The design, synthesis, and initial
biological evaluation of a
doxorubicin prodrug that contains a dual
tumor specific moiety, which allows enhanced
tumor recognition potential, is reported. Both a
tumor-specific recognition site and a
tumor selective enzymatic activation sequence are incorporated in the
prodrug. The first
tumor-specific sequence is the bicyclic CDCRGDCFC (RGD-4C)

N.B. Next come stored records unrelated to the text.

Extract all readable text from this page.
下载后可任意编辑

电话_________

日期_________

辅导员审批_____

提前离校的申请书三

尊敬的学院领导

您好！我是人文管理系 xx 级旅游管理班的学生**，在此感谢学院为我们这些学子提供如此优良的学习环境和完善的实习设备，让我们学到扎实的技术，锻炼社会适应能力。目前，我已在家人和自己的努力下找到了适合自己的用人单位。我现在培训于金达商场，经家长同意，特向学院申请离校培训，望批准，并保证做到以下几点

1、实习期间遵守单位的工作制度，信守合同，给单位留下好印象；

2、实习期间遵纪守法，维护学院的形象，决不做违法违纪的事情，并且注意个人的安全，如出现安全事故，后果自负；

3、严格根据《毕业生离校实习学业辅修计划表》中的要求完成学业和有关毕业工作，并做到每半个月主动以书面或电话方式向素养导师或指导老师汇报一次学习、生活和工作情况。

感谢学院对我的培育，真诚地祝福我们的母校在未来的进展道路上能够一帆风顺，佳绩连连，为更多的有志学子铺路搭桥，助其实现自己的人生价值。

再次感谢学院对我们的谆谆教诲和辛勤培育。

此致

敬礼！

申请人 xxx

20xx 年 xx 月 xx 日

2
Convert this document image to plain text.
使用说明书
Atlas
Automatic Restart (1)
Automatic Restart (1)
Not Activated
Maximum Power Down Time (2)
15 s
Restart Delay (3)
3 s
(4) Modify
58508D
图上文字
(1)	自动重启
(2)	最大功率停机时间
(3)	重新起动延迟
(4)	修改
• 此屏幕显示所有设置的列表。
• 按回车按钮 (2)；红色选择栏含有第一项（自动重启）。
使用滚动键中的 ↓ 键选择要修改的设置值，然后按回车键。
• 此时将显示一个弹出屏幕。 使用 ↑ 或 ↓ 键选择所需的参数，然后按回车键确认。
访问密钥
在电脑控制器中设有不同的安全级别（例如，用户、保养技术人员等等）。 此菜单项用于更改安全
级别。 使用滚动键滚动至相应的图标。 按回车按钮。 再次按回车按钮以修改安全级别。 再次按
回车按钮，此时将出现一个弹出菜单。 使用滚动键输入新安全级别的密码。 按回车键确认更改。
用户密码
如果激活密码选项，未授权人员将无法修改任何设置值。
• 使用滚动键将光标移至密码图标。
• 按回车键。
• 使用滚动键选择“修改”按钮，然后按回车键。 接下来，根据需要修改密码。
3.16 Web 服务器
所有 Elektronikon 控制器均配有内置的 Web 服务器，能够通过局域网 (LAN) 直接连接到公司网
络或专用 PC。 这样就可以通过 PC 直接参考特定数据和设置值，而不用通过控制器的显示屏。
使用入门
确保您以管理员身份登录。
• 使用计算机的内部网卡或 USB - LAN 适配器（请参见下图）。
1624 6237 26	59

peptide that selectively binds alpha v beta 3 and alpha v beta 5
integrins. These
integrins are highly overexpressed on invading
tumor endothelial cells. The second
tumor-specific sequence is a D-
Ala-Phe-Lys tripeptide that is selectively recognized by the
tumor-associated
protease plasmin, which is involved in
tumor invasion and
metastasis. An aminocaproyl residue was incorporated as a spacer between the two
peptide sequences, whereas a self-eliminating
4-aminobenzyl alcohol spacer was inserted between the
plasmin substrate and
doxorubicin. Although the
prodrug showed a decreased binding affinity as compared with the unconjugated reference
peptide, it was still a potent
ligand for alpha v beta 3 and alpha v
beta 5 integrin receptors. The synthesized construct also possessed
plasmin substrate properties as demonstrated by
doxorubicin release from 1 upon incubation with
plasmin. The release of
doxorubicin from 1 was not complete, possibly related to low
prodrug solubility. In vitro
prodrug 1 showed
plasmin-dependent cytotoxicity for endothelial cells and HT1080
fibrosarcoma cells. On the basis of these in vitro results, derivatives of 1 with improved water solubility are considered good candidates for additional development and in vivo evaluation of this dual targeting concept.